Suddenly I see it’s listed with another agent. They had decided to sign paperwork with another agent and I never got a chance to follow up. Once listed with another agent I cannot call them to discuss their sale plans. I had showed them the bottom and top end of comparable sales, they had now listed higher than the best comparable sale, in a declining market. I am astutely aware of the sign outside the property as I pass it almost everyday going to and from work.
The funny thing was I had already sold another horse property just around the corner, one that this same new listing agent had failed to prior to me, due to over-pricing, so I guess I was not surprised. My sale of that property was announced with some postcards and that’s why these sellers had called me. Apparently it didn’t count for much. Oh well, I don’t want over-priced listings. They are a drain on my time and energy, and add a huge amount of stress to my life when sellers think it’s my fault their property has not sold. (How do I know this? Yes I once made the mistake of taking an over-priced listing. I did manage a sale but it took a lot longer than it should.) That experience was not a pleasant one.
Fast forward to 2014 and as I was driving down my daily route I noticed the yard sign had gone. The listing had failed to sell and was cancelled a couple of days later. During the listing period they had made one single price cut of about 1%. It seemed perhaps they were not that serious about selling. Two days later a new sign goes up and the new listing with a different agent. Now they have listed at a price I suggested 18 months ago. The problem they have is they wasted 18+ months being listed at a price too high. Now the market has recovered a little, but they have neighborly competition also listed for sale as more sellers come back to the real estate market.
Lest we forget, buyers today are also a pretty savvy bunch. They’ve seen this property for sale for a long time. It’s labeled stale. They can only wonder what might be wrong with it, likely dismissing it out of hand. For the sellers it’s an up hill battle.

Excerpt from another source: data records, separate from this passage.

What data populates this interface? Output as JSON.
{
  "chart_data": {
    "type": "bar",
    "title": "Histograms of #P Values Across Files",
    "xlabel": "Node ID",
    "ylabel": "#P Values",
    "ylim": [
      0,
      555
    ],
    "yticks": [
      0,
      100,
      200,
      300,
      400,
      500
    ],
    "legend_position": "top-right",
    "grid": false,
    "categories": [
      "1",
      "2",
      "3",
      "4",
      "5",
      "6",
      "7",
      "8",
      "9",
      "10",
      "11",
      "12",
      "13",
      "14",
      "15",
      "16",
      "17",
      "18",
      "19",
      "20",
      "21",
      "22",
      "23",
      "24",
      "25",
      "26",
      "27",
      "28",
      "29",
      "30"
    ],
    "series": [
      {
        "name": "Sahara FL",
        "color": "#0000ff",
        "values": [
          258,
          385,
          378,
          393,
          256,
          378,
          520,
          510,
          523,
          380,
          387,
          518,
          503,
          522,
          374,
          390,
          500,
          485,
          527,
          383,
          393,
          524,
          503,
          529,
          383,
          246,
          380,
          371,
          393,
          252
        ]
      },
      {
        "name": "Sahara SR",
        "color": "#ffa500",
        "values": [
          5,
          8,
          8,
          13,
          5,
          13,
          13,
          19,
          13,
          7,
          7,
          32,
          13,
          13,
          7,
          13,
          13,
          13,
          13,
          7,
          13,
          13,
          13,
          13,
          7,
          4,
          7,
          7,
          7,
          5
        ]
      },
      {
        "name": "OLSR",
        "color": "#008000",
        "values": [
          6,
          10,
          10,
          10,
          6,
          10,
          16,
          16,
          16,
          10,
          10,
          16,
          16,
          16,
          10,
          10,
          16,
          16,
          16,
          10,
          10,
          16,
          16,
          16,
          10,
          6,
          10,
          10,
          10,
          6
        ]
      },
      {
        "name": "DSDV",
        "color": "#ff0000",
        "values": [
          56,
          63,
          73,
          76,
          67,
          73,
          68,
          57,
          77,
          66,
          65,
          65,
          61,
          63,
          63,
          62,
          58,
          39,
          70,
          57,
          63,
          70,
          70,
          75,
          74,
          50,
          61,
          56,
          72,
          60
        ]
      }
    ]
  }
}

Our market recovered well here in Barrington in 2013 but I don’t really see prices rising in general. There are pockets of value increases and pockets of value decreases. After all the first rule of real estate is location, so the best locations should see increases first. The older homes still get older, the newer are always more appealing. We’ve got new construction nearby too as builders have come back to the market. I think these sellers may be in as tough a situation now as they were 18 months ago, but for different reasons.
As real estate brokers, aka agents, we are all allowed to run our business as we see fit. Some agents or brokers may choose to take over-priced listings and you might wonder why. There is a reason and it’s called “Buyers”. It’s a known fact that by having listings you can attract buyers. But tell my how or why that is serving the best interests of any seller. If I list a property I am not interested in “grabbing” buyers from it, I actually want to sell the property.
So consider carefully your pricing, in a declining market you’ll be forever trying to pin the tail on the donkey. In an inclining market no home will sell if it’s over-priced. Your competition will out sell you, time after time.